Within a 3-mile radius, modest population growth and rising household counts point to a larger tenant base over the next several years, supporting leasing and renewal performance. According to CRE market data from WDSuite, local rent levels and rent-to-income dynamics suggest manageable affordability pressure, favoring retention and steady cash flow over aggressive turnover-driven strategies. Lower regional home values can present some competition from ownership, but the area s high renter concentration and improving neighborhood occupancy provide a constructive demand backdrop.

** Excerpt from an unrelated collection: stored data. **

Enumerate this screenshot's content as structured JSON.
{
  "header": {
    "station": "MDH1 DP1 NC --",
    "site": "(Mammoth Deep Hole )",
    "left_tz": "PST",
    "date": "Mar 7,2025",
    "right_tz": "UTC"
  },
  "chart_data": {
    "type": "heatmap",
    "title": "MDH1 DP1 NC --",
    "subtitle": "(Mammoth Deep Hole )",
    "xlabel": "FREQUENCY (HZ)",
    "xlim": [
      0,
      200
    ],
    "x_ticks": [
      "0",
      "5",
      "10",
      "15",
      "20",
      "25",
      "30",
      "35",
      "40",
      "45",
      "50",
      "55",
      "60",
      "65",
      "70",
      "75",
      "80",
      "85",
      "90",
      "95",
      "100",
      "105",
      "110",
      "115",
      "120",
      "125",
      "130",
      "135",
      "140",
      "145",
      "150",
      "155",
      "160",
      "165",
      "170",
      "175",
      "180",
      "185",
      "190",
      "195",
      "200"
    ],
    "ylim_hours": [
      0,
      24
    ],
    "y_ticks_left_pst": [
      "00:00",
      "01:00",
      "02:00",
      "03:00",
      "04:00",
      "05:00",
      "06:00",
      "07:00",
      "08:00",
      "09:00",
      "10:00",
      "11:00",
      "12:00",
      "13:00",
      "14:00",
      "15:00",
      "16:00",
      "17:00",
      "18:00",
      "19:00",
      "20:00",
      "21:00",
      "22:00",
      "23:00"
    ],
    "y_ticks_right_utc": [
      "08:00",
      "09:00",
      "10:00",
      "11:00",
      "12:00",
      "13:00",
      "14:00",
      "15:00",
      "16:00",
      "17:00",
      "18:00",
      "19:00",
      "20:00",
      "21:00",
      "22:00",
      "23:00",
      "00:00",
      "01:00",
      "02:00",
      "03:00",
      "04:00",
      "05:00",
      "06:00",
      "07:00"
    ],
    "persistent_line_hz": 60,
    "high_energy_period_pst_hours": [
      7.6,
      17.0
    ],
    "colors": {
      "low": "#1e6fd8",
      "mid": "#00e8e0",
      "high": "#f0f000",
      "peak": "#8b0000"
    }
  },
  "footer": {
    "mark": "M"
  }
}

- 2013 construction provides a competitive edge versus older neighborhood stock, with measured mid-life capex planning.
- High renter-occupied share and improving neighborhood occupancy support demand depth and leasing stability.
- 3-mile demographics indicate gradual renter pool expansion, aiding absorption and renewals.
- Amenity access is strong for daily needs (groceries, pharmacies, restaurants), reinforcing location utility.
- Risks: lower local school ratings, thinner cafe/childcare options, and potential competition from relatively accessible homeownership.